On Tuesday, The Wall Street Journal’s Editorial Board took aim at Lieutenant Governor Delbert Hosemann and Senate Republicans for killing a Trump-backed proposal to create Education Savings Accounts for Mississippi children:
Mississippi Republicans can take credit for the 2013 reforms that wrought the state’s education “miracle,” bumping fourth-grade reading scores from 49th to 9th in the nation in 2024. So why are they now threatening further education progress by blocking school choice?
In a 90-second—yes, second—meeting last week, the GOP-led state Senate Education Committee voted to kill a school choice bill passed by the state House in January. The legislation, championed by House Speaker Jason White and supported by GOP Gov. Tate Reeves, would have created the first substantial education savings account (ESA) program in the state. Some 12,500 students could have received scholarships in 2027, and more in future years. The bill also would have expanded the districts where charter schools can open.
But Lt. Gov. Delbert Hosemann, who leads the Senate, took orders from the public school monopoly. “Our focus must remain on strengthening public education,” he told the Commercial Dispatch after he killed the bill. He cited the state’s recent rise in education rankings as reason to invest more in the status quo.
That gets the issue exactly wrong. Some of the state’s status quo education interest groups resisted the 2013 legislation that created the state’s literacy reforms. Hard work, accountability and innovative thinking produced Mississippi’s education success. The competition created by school choice encourages more of the same.
The benefits go beyond test scores. “School choice will lead to a more dynamic, better-prepared workforce,” wrote more than 100 state business leaders in a January letter to the Legislature supporting the bill. They warned that Mississippi could “fall behind” as its neighboring states have expansive school choice.

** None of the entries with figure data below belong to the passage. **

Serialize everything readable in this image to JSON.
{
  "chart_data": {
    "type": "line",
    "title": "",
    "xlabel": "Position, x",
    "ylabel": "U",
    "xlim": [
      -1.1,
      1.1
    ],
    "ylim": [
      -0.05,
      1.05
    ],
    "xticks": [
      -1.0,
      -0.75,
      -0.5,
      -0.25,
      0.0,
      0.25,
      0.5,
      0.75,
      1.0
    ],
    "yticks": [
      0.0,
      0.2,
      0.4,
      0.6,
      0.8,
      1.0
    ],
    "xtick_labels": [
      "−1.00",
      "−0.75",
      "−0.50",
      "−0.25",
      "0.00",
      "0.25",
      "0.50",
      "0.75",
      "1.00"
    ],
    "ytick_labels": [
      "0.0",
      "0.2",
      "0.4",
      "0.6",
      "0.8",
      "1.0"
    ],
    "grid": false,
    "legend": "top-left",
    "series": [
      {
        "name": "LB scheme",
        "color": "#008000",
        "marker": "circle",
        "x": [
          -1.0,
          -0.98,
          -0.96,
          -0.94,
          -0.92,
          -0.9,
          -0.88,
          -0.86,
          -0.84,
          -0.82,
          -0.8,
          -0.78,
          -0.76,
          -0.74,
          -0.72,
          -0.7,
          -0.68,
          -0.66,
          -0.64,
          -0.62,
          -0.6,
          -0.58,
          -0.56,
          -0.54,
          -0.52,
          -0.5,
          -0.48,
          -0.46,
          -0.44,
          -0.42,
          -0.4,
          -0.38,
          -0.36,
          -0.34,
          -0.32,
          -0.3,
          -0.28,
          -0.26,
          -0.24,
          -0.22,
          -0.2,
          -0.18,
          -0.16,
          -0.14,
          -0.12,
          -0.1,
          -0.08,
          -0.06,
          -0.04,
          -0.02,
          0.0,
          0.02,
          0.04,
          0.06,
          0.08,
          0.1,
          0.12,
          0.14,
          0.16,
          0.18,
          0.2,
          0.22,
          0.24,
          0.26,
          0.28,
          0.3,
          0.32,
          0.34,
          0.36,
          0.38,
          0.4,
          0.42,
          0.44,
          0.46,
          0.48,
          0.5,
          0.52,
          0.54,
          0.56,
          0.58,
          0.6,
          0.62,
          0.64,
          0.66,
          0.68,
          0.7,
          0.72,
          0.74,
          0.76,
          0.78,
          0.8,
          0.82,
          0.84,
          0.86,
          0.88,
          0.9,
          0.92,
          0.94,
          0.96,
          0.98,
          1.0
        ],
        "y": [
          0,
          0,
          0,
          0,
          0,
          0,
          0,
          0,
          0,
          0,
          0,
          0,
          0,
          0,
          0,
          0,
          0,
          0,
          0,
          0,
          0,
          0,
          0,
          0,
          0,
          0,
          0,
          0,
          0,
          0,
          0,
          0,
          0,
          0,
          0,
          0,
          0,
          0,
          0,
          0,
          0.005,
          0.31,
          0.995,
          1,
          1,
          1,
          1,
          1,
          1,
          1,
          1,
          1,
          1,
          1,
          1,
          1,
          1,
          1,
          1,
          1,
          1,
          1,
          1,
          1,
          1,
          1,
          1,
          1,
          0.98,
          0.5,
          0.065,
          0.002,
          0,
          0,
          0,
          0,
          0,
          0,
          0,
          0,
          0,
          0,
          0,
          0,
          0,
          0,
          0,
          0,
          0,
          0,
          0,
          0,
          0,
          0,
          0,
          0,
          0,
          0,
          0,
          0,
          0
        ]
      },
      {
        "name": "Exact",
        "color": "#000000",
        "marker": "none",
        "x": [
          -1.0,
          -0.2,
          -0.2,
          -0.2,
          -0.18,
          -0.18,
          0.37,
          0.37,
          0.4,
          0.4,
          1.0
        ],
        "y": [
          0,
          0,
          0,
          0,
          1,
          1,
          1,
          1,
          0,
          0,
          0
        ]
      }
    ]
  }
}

Many of Mississippi’s students are poor, and ESAs might be their only route to private education that better meets their needs. Seventy-five percent of Mississippi voters told a Yes. Every Kid. poll in October that every family should have access to an ESA.
Lawmakers may still have a chance to heed these constituents. Gov. Reeves could call a special session to push the ESAs. That’s what Texas Gov. Greg Abbott did in 2023, and though the sessions didn’t get his ESA proposal across the line, they created a political wedge that he later drove to victory.
The House could also attach the ESAs to other legislation. The ESAs were part of an omnibus bill that included provisions to raise teacher pay and extend the state’s literacy reforms to other grades. The Senate has introduced separate legislation for some of these. The House could tell Senators their priorities are dead if ESAs aren’t included. “I think all options are on the table,” Speaker White told Mississippi Today last week.
It’s not a good sign that even the House, with a Republican supermajority, passed ESAs by a mere two votes. President Trump could add his voice in support. The President has long supported school choice, and Education Secretary Linda McMahon backed the Mississippi bill in a social-media post.
Republicans should know better than to believe that miracles only happen when the government runs something. Mississippi students will stay in public schools if they’re successful. But they deserve competitive options when public schools fail.